While this works in theory, with large values of M (can be ~2000), the size of the buffer is not practical. However, I was thinking to take advantage of the fact that the input signal is 1 bit and it is expected to toggle only a few times (~1-10) during M samples.

This made me think of storing the toggle times from 2k*M to (2k+1)*M in an array a and from (2k+1)*M to (2k+2)*M in an array b (k is just an integer used to generalize the idea):

reg [10:0]      a[0:9];     //2^11 > max(M)=2000  and "a" has max 10 elements
reg [10:0]      b[0:9];     //same as "a"

Therefore, during M samples, in = 'b1 during intervals [a[1],a[2]], [a[3],a[4]], etc. Similarly, during the next M samples, the input is high during [b[1],b[2]], [b[3],b[4]], etc. Now, the sum is the "overlapping" of these intervals:

min(b[2],a[2])-max(b[1],a[1]), if b[2]>a[1] and b[1]<a[2]; 0 otherwise

Finally, the array b becomes the new array a and the next M samples are evaluated and stored into b. The process is repeated until the end of in.

Comparing this "optimized" method to the initial one, there is a significant gain in hardware: initially 2000 bits were stored, and now 220 bits are stored (for this example). However, the number is still large and not very practical..

I would greatly appreciate if somebody could suggest a more optimal (hardware-wise) way or a simpler way (algorithm-wise) of doing this operation. Thank you in advance!

Edit:

Thanks to Alexey's idea, I optimized the algorithm as follows:

Given a set of delays M[i] for i=1 to 10 with M[1]<M[2]<..<M[10], and an input binary array in, we need to compute the outputs:

y[i] = sum(in[n]*in[n+M[i]]) for n=1 to length(in).

We then define 2 empty arrays a[j] and b[j] with j=1,~5. Whenever in has a 0->1 transition, the smallest index empty element a[j] is "activated" and will increment at each clock cycle. Same goes for b[j] at 1->0 transitions. Basically, the pairs (a[j],b[j]) represent the portions of in equal to 1.
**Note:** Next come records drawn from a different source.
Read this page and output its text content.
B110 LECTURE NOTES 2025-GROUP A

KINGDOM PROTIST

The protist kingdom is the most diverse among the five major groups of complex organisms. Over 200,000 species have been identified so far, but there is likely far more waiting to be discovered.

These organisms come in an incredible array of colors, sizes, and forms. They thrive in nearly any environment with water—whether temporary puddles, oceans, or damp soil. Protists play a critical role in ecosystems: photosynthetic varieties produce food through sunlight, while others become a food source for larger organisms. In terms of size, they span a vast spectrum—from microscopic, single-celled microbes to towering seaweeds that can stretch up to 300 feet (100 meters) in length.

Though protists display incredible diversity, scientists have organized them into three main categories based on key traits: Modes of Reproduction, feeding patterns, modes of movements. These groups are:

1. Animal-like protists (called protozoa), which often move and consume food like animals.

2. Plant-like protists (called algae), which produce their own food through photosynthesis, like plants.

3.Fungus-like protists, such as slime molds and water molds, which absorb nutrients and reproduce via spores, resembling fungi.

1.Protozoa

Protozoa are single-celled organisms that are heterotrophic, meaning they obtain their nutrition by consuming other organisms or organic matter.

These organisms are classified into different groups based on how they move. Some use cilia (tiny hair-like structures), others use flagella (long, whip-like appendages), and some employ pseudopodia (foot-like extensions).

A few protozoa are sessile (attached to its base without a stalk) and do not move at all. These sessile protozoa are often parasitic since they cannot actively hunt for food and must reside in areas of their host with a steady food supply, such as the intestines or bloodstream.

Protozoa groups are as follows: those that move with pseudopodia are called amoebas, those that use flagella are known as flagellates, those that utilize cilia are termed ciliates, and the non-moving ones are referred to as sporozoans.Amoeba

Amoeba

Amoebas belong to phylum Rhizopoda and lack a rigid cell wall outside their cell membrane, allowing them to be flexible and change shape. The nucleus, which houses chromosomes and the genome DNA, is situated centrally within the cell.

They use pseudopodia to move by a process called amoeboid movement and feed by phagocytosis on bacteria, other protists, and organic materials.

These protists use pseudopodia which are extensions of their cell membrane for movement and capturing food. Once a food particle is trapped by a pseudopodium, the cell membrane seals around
Whenever a[j] equals M[i], the sum y[i] will increment by 1 at each cycle while in = 1, until b[j] equals M[i]. Once a[j] equals M[10], a[j] is cleared. Same goes for b[j]. This is repeated until the end of in.

Based on the same numerical assumptions as the initial question, a total of 10 arrays (a and b) of 11 bits allow the computation of the 10 sums, corresponding to 10 different delays M[i]. This is almost 20 times better (in terms of resources used) than my initial approach. Any further optimization or idea is welcomed!

Solution

Try this:

make array A,
every time when in==1 get free A element and write M to it.
every clock decrement all non-zero A elements,
once any decremented element becomes zero, test in, if in==1 - sum++.

Edit: algorithm above intended for input like - 00000000000010000000100010000000, while LLDinu realy needs - 11111111111110000000011111000000, so here is modified algorithm:

make array (ring buffer) A,
every time when in toggles, get free A element and write M to it.
every clock decrement all non-zero A elements,
every clock test in, if in==1 and number of non-zero A elements is even - sum++.